Bugün uyarı grevimizi yapmaya çalıştık diyen Çelebi, mücadelede Tekel işçilerinin yanı sıra, Marmaray, itfaiye, Sinter ve Gaziantep’te grev yapan Çemen işçilerinin olduğunu belirtti. İktidarın bir an önce Tekel işçileriyle masaya oturması gerektiğini söyleyen Çelebi, sendikal hak ve örgütlülükler önündeki tüm engellerin kaldırılmasını istedi. Çelebi son olarak, “Yarın konfederasyonlar olarak toplantı yapacağız. Kim ihanet ettiyse ondan hesabını soracağız.
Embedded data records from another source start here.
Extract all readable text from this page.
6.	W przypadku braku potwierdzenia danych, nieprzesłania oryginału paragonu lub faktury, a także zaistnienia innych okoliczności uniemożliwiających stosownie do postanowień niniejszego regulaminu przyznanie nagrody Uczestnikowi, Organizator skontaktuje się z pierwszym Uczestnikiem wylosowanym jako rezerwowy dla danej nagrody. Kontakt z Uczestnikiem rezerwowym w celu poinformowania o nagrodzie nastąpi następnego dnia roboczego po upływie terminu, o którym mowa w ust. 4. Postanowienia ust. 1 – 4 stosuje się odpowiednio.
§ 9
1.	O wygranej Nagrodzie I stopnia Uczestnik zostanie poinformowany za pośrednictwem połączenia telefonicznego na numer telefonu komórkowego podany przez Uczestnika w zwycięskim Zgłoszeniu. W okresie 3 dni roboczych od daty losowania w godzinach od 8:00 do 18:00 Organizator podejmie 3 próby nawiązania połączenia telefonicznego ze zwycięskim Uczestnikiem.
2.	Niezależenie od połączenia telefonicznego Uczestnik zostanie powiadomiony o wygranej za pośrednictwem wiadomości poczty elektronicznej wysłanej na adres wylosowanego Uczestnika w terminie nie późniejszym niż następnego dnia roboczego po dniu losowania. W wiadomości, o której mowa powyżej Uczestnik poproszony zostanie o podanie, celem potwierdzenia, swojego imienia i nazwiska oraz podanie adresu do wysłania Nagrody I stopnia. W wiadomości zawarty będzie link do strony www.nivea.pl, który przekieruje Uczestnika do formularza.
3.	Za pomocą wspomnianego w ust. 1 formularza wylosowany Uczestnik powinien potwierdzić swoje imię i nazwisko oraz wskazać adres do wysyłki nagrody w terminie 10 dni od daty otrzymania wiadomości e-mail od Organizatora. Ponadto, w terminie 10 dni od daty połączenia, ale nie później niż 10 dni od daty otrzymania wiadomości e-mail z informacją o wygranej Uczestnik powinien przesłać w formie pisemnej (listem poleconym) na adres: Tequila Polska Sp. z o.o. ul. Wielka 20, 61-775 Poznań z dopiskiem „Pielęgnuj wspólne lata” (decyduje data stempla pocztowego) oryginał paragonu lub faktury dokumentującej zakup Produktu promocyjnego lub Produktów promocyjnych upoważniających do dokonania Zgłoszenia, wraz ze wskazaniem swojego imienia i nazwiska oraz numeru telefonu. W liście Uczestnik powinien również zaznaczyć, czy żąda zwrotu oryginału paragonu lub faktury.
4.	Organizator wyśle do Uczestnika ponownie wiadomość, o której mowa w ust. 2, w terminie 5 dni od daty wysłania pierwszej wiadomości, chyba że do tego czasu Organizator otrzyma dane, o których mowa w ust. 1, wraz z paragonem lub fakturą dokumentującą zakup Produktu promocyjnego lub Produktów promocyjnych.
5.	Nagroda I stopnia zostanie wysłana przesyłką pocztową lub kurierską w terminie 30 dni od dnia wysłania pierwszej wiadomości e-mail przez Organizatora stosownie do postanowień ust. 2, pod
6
Bunu bu kürsüden ilan ediyorum!” dedi.

Çelebi’nin konuşması sırasında, kağıt üzerinde olup alanda yer almayan sendikalar protesto edildi.

Eyleme katılanlar
Yürüyüşe DİSK, KESK ve Türk-İş’e bağlı sendikaların yanı sıra İşsiz ve Güvencesiz Eğitimciler Platformu, Feministler, Pir Sultan Abdal Kültür Derneği Marmara Şubeleri, Herkese Sağlık Güvenli Gelecek Platformu, TMMOB, İstanbul Eczacı Odası, İstanbul Dişhekimleri Odası, İstanbul Tabip Odası, Halkevleri, Devrimci Proleterya, SDP, EHP, ESP, İşçi Gazetesi, Kaldıraç, Mücadele Birliği Platformu, Devrimci İşçi Komiteleri, Devrimci Öğrenci Birliği, Öğrenci Muhalefeti, EMEP, Türkiye Gençlik Birliği, İP, ÖDP, TKP gibi örgütler ve siyasi partiler katıldı.